FOXO3A is one of the very few genes where single nucleotide polymorphism variants are fairly reliably shown to correlate with statistical variations in human aging across populations. Generally genetic correlations with aging do not replicate between study groups, which implies that the effects of genetic variations on aging are individually very small and overall highly varied and complicated. As these researchers show, even in the case of FOXO3A variants it is hard to establish associations reliably:
In this study, we investigated the association of variation in the second consistently confirmed longevity-associated gene, FOXO3A, with aging-related phenotypes in the oldest-old. The Discovery sample was 1200 participants randomly drawn from 1651 eligible members of the Danish 1905 Birth Cohort Study. For replication of the findings observed in the Discovery sample, we used data on 1279 individuals from two additional population-based surveys of oldest-old Danes: the Danish 1910 and 1915 Birth Cohort Studies. We explored four phenotypes known to predict their survival, that is, cognitive function, self-reported health, hand grip strength, and activity of daily living (ADL). Moreover, we included data on five self-reported diseases: diabetes, cancer, cardiovascular disease, osteoporosis, and bone fracture, as these are either investigated in genetic association studies and/or are supported by foxo animal models.
We found FOXO3A variation to show nominal significant association with two of the investigated phenotypes; ADL and bone fracture. This does, however, not exclude relevance of FOXO3A variation for the remaining seven phenotypes or for the physiological processes behind these phenotypes; it is possible that more statistical power is needed to detect such associations, especially if these are of small effect size. Furthermore, as the foxo3a protein has a wide array of downstream targets, which themselves affect a wide range of cellular and physiological processes, it may simply be difficult to pinpoint the candidate phenotypes, which FOXO3A potentially affects. The association between FOXO3A variation and bone fracture was not accompanied by a concurrent association with osteoporosis. However, these two phenotypes cannot be expected to be completely interchangeable, as osteoporosis is often underdiagnosed and undertreated.
We could not formally replicate the associations of FOXO3A variation with ADL and bone fracture in another sample of Danish oldest-olds. There are a number of possible reasons for this.

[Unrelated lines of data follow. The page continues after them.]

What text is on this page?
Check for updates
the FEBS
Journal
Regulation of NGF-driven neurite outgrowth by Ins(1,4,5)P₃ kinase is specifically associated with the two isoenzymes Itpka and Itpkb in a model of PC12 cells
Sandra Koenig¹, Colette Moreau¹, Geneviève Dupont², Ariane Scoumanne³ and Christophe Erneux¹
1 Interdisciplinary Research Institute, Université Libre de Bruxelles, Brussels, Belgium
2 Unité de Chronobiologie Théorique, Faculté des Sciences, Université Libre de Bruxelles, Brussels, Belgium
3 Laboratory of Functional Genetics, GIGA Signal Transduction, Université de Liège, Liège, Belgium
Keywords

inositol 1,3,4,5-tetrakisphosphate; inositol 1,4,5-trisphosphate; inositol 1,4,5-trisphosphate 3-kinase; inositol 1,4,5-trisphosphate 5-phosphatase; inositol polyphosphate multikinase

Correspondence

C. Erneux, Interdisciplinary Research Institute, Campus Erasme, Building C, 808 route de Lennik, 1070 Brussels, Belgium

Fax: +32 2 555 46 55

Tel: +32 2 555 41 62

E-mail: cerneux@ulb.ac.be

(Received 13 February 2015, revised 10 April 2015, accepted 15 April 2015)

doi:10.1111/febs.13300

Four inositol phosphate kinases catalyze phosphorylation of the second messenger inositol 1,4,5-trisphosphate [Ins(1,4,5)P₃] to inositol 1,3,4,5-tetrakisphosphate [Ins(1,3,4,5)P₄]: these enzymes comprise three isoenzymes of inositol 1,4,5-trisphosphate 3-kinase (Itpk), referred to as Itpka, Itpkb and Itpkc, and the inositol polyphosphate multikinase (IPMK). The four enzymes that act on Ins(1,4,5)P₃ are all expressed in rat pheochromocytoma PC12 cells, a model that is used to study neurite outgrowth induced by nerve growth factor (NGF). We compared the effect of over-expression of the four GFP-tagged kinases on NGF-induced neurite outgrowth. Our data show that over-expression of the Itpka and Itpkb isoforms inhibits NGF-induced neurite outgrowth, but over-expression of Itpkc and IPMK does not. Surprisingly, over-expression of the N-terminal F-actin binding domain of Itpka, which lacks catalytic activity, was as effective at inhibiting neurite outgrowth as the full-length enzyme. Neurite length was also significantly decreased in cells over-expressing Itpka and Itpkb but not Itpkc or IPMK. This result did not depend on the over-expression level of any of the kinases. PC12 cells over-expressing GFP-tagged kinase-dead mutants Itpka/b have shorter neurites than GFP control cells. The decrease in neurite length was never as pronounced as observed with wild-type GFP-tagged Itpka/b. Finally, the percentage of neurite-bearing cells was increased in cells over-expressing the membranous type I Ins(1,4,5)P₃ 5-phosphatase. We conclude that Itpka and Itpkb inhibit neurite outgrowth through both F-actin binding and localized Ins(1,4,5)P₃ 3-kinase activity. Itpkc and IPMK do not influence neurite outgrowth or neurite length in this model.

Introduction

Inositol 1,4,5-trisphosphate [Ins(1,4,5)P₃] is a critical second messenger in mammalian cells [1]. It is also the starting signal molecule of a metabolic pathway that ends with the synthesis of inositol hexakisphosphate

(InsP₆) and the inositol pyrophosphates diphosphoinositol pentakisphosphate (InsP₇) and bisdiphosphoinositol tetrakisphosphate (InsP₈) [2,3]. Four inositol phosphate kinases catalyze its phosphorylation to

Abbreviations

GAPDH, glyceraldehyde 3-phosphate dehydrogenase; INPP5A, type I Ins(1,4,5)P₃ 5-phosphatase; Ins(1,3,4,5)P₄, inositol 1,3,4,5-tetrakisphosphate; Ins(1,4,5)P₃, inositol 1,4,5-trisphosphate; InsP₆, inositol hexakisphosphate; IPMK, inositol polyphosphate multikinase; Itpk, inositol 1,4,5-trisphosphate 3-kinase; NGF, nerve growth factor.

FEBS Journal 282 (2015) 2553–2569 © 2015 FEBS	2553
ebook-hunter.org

First of all, it may indicate that these were merely chance findings or that the Replication sample could be underpowered with respect to small effect sizes. However, another explanation could be that the individuals of the Replication sample were slightly older (94.7-100.9 years) than the individuals of the Discovery sample (92.2-93.8 years). This could potentially be of importance if the associations are not constant with age.